Un grito rasgó la quietud de la noche.

—No ha habido más disparos, no son los fenianos —murmuró Warren para sí mismo. A su espalda, escuchaba cómo la respiración de su compañero se aceleraba—. Smith, relájese, no es propio de un cazador de brujas ponerse a temblar al primer susto.

Warren siguió a lo suyo, sin percatarse de que su compañero se había detenido. Tras un sonido metálico, todo se volvió sombras; Smith había dejado caer su lámpara.

—Ha… ha dicho mi nombre… —balbuceó Smith.

Warren arqueó una ceja y se giró lentamente hacia su compañero. Estaba temblando, los rayos de luna que se colaban entre los árboles hacían que las lágrimas que caían sore sus mejillas brillaran. Por mucho que le considerase un cretino, ese miedo no era normal, estaba seguro.

Se escuchó otro grito, desgarrador como el de una bestia malherida y perturbador como el de un amigo torturado.

—Wendigo —murmuró.

Al oír el nombre, Smith se tapó las orejas y agachó la cabeza, meciéndose levemente de adelante hacia atrás. Nunca había visto a alguien tan asustado.

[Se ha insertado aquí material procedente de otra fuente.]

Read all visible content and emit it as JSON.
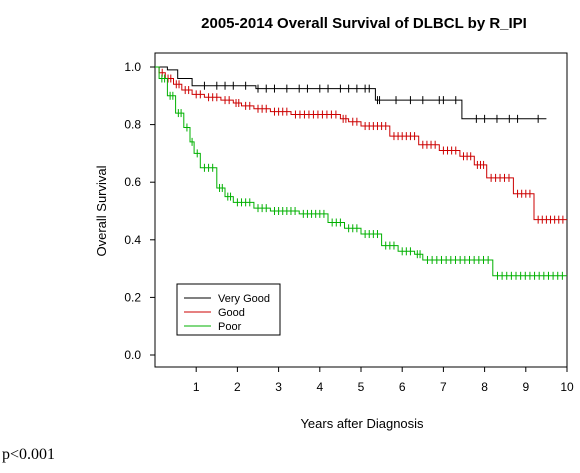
{
  "chart_data": {
    "type": "line",
    "title": "2005-2014 Overall Survival of DLBCL by R_IPI",
    "xlabel": "Years after Diagnosis",
    "ylabel": "Overall Survival",
    "xlim": [
      0,
      10
    ],
    "ylim": [
      0,
      1
    ],
    "xticks": [
      1,
      2,
      3,
      4,
      5,
      6,
      7,
      8,
      9,
      10
    ],
    "xtick_labels": [
      "1",
      "2",
      "3",
      "4",
      "5",
      "6",
      "7",
      "8",
      "9",
      "10"
    ],
    "yticks": [
      0.0,
      0.2,
      0.4,
      0.6,
      0.8,
      1.0
    ],
    "ytick_labels": [
      "0.0",
      "0.2",
      "0.4",
      "0.6",
      "0.8",
      "1.0"
    ],
    "grid": false,
    "legend_position": "bottom-left",
    "step": true,
    "series": [
      {
        "name": "Very Good",
        "color": "#000000",
        "x": [
          0,
          0.3,
          0.55,
          0.9,
          2.45,
          5.35,
          7.45,
          9.5
        ],
        "y": [
          1.0,
          0.99,
          0.96,
          0.935,
          0.925,
          0.885,
          0.82,
          0.82
        ],
        "censor_x": [
          1.2,
          1.5,
          1.7,
          1.9,
          2.2,
          2.5,
          2.7,
          2.9,
          3.2,
          3.5,
          3.7,
          4.0,
          4.2,
          4.5,
          4.7,
          4.9,
          5.1,
          5.2,
          5.4,
          5.45,
          5.85,
          6.2,
          6.5,
          6.9,
          7.0,
          7.3,
          7.8,
          8.0,
          8.3,
          8.6,
          8.8,
          9.3
        ]
      },
      {
        "name": "Good",
        "color": "#cc0000",
        "x": [
          0,
          0.1,
          0.25,
          0.45,
          0.65,
          0.9,
          1.2,
          1.6,
          1.9,
          2.1,
          2.4,
          2.8,
          3.3,
          4.5,
          4.7,
          5.0,
          5.7,
          6.4,
          6.9,
          7.4,
          7.75,
          8.05,
          8.7,
          9.2,
          10.0
        ],
        "y": [
          1.0,
          0.98,
          0.96,
          0.94,
          0.92,
          0.905,
          0.895,
          0.885,
          0.875,
          0.865,
          0.855,
          0.845,
          0.835,
          0.82,
          0.81,
          0.795,
          0.76,
          0.73,
          0.71,
          0.69,
          0.66,
          0.615,
          0.56,
          0.47,
          0.47
        ]
      },
      {
        "name": "Poor",
        "color": "#00b000",
        "x": [
          0,
          0.1,
          0.3,
          0.5,
          0.7,
          0.85,
          0.95,
          1.1,
          1.5,
          1.7,
          1.9,
          2.4,
          2.8,
          3.5,
          4.2,
          4.6,
          5.0,
          5.5,
          5.9,
          6.3,
          6.5,
          8.2,
          10.0
        ],
        "y": [
          1.0,
          0.96,
          0.9,
          0.84,
          0.79,
          0.74,
          0.7,
          0.65,
          0.58,
          0.55,
          0.53,
          0.51,
          0.5,
          0.49,
          0.46,
          0.44,
          0.42,
          0.38,
          0.36,
          0.35,
          0.33,
          0.275,
          0.275
        ]
      }
    ]
  },
  "footnote": "p<0.001"
}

No eran pocos los nativos que contaban historias sobre aquellos monstruos, viles y despiadados, severos como el invierno y veloces como una tormenta de verano. Sus garras y dientes, cuentan las historias, eran tan afilados que podían cortar el hielo sin ningún esfuerzo. Mas los wendigos nunca atacaban a sus presas, preferían aterrarlas, llevarlas a la locura y dejar que su propia mente perturbada hiciese el trabajo sucio. Mientras uno se mantuviese sereno, el wendigo no tendría nada que hacer.

Shane Warren ya se conocía esa historia, pero Shane Warren siempre cazaba solo.

—Si no corres, vendrá a por ti —susurró.

Smith asintió rápidamente, miró en todas direcciones desesperadamente y eligió seguir a la luna corriendo. Se perdió entre la espesura a la vez que otro grito inundaba la noche.

Después de eso, silencio, un silencio absoluto y duradero. Si el precio del silencio era una carta de pésame al general Grant, le escribiría una novela alabando las hazañas de Smith si hacía falta.

Se echó al hombro el Enfield de su compañero, ya que a él no le iba a hacer mucha falta, y continuó su camino. Pronto descubrió que el rastro se había enfriado; los hongos crecían en cualquier dirección, el musgo crecía igual en todas partes y no había ninguna flor a la vista. Las nubes habían acabado por cubrir la luna y la oscuridad del bosque se había vuelto más densa y pesada.

Aquello no era algo que le preocupase especialmente, tenía una excelente vista en la oscuridad, el último don que aún no se había esfumado de todos aquellos que una vez le concedieron.

Fue gracias a ello que vio una tenue luz muy a lo lejos, un leve resplandor que ningún humano normal hubiese sido capaz de percibir.